Cofradía XV
Cofradía
Provincia de Los Lagos, Ciudad Catarata
Durante seis largos meses, Ofelia vivió dentro del ducto de aire acondicionado de una elegante casa de la Cofradía, de la misma forma que lo habría hecho una rata de alcantarilla. Se refugió en aquel lugar tras salir del laboratorio del padre de Gaspar. Con cada paso que daba, cada vez que flexionaba una rodilla, o que tomaba aire, un enjambre de agujas invisibles aguijoneaba su piel. Aún con el dolor, Ofelia fue capaz de arrastrarse hasta un vecindario, limpio y lujoso, cercano al hospital. No dudó en meterse a la primera casa que encontró con una ventana abierta, necesitaba protegerse de la intemperie. El roce con el marco de la ventana fue una tortura, pero una vez adentro ya no tuvo que soportar los crueles rasguños de la brisa. Se trataba de una hermosa habitación azul ópalo, con afiches en el techo y juguetes desparramados por todo el suelo. Era algo bueno que la habitación le perteneciera a un niño, así cuando la encontrara tendida en su cama, ella podría darle un buen susto que le diese tiempo para escapar. Sin embargo, al primer ruido que escuchó, Ofelia se escabulló dentro del sistema de ventilación, un pequeño orificio cuadrado de paredes metálicas, tan oscuro y sucio como su habitación en el Éxodo, aunque mucho más agobiante.

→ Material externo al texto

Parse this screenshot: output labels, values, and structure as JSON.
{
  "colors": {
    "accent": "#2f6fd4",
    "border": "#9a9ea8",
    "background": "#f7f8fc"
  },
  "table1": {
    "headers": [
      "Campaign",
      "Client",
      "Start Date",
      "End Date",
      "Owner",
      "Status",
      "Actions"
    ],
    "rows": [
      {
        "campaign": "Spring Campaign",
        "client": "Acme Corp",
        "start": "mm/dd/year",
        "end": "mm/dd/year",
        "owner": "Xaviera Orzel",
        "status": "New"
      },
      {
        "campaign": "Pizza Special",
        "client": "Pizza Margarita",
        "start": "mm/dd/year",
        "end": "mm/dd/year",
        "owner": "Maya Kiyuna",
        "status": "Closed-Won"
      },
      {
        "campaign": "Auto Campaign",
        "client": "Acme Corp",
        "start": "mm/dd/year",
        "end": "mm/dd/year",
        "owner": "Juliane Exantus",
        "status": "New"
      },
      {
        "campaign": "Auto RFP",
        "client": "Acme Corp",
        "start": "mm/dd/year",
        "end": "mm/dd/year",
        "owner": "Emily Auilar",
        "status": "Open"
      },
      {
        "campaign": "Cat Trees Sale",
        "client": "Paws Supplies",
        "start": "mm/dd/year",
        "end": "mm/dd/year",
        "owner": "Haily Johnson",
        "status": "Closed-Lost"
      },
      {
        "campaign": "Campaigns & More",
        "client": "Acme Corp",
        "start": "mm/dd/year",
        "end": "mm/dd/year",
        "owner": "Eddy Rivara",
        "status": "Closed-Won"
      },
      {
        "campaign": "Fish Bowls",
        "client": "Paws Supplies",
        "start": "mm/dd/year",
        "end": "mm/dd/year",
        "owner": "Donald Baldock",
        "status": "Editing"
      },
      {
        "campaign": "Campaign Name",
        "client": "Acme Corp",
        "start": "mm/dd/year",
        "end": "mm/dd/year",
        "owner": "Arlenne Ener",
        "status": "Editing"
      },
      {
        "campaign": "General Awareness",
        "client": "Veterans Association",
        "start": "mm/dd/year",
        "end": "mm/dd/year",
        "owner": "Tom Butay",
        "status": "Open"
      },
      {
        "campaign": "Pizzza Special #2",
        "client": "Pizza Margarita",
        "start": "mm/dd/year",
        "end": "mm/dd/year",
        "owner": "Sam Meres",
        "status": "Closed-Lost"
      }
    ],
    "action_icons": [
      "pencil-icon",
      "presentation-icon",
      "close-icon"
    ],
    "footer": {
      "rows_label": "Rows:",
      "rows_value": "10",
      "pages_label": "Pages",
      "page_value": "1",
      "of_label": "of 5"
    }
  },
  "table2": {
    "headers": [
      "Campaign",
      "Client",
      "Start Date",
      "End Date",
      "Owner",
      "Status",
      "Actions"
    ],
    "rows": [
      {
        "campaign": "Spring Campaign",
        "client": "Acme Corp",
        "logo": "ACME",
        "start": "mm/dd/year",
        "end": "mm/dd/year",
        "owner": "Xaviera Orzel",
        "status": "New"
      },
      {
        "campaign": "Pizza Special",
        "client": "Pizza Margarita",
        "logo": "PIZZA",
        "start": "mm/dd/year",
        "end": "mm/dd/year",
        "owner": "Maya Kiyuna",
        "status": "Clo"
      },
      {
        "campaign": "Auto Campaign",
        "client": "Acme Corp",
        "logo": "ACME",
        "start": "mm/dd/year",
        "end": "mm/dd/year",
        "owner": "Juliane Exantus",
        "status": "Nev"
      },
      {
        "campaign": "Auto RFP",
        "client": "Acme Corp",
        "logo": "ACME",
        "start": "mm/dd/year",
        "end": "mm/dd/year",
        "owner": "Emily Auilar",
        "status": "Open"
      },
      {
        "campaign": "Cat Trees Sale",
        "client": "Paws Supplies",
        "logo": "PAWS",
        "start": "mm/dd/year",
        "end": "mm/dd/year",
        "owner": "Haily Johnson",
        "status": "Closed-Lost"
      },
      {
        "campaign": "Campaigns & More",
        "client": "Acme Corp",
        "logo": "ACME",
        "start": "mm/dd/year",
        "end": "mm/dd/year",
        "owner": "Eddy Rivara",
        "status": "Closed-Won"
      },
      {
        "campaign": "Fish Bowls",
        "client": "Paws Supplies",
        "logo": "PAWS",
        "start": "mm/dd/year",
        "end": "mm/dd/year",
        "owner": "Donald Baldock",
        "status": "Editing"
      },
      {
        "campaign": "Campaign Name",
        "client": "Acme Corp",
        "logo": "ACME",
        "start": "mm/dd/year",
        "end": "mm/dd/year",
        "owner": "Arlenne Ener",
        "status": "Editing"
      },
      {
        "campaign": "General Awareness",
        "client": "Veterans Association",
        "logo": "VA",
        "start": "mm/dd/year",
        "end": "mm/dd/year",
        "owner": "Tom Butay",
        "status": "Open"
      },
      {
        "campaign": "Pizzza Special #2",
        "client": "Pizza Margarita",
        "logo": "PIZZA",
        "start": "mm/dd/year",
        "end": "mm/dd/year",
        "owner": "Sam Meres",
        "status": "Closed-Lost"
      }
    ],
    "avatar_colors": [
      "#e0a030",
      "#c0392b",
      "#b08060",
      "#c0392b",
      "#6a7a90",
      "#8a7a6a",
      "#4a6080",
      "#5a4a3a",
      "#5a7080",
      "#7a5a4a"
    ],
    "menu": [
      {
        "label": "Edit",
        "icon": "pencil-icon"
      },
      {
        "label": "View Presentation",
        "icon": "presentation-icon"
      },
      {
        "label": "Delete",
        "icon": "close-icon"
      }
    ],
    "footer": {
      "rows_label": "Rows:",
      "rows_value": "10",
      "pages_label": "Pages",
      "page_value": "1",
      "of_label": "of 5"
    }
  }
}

Durante lo que pareció ser una eternidad, Ofelia hizo de ese ducto de aire su hogar. Le habría encantado ir en busca de un mejor escondite, pero el dolor no le habría permitido llegar muy lejos. Algunas noches, sentía que alguien le arrancaba la piel, otras veces sentía como si le hubiesen crecido espinas entre los músculos y los tejidos. Una noche especialmente mala alucinó con que yacía sobre aceite caliente. Por fortuna, el dolor fue disminuyendo eventualmente, hasta el punto en que regresaron los pinchazos del comienzo, los cuales no eran más que una suave caricia en comparación a lo que había sufrido previo a eso. Además, los moretones que pintaban su cuerpo de azul y violeta comenzaban a desaparecer.
Con o sin dolor, Ofelia aprovechaba las noches para aventurarse en la cocina y robar alimentos de la despensa, la cual siempre estaba repleta. En más de una ocasión había escuchado a los dueños de la casa discutir y echarse la culpa el uno al otro de comer a escondidas. Nunca, ninguno de los dos, sospechó que hubiese alguien más viviendo en su hogar. Sin embargo, una vez que el dolor disminuyó, Ofelia optó por robarles alimentos también a los vecinos.
A veces, le gustaba dirigirse a la habitación del pequeño, dónde había un hermoso espejo de cuerpo entero. La primera vez que se encontró con su propio reflejo, creyó estar mirando a la sombra, quien últimamente se limitaba a espiarla desde los extremos del ducto. El espejo estaba tan limpio que podía ver hasta la más pequeña de sus marcas. Y eran muchas. Su rostro parecía un mapa de manchas y cicatrices. Se veía mucho mayor de lo que imaginaba, y también más huesuda. Pero por sobre todas las cosas, se veía cansada.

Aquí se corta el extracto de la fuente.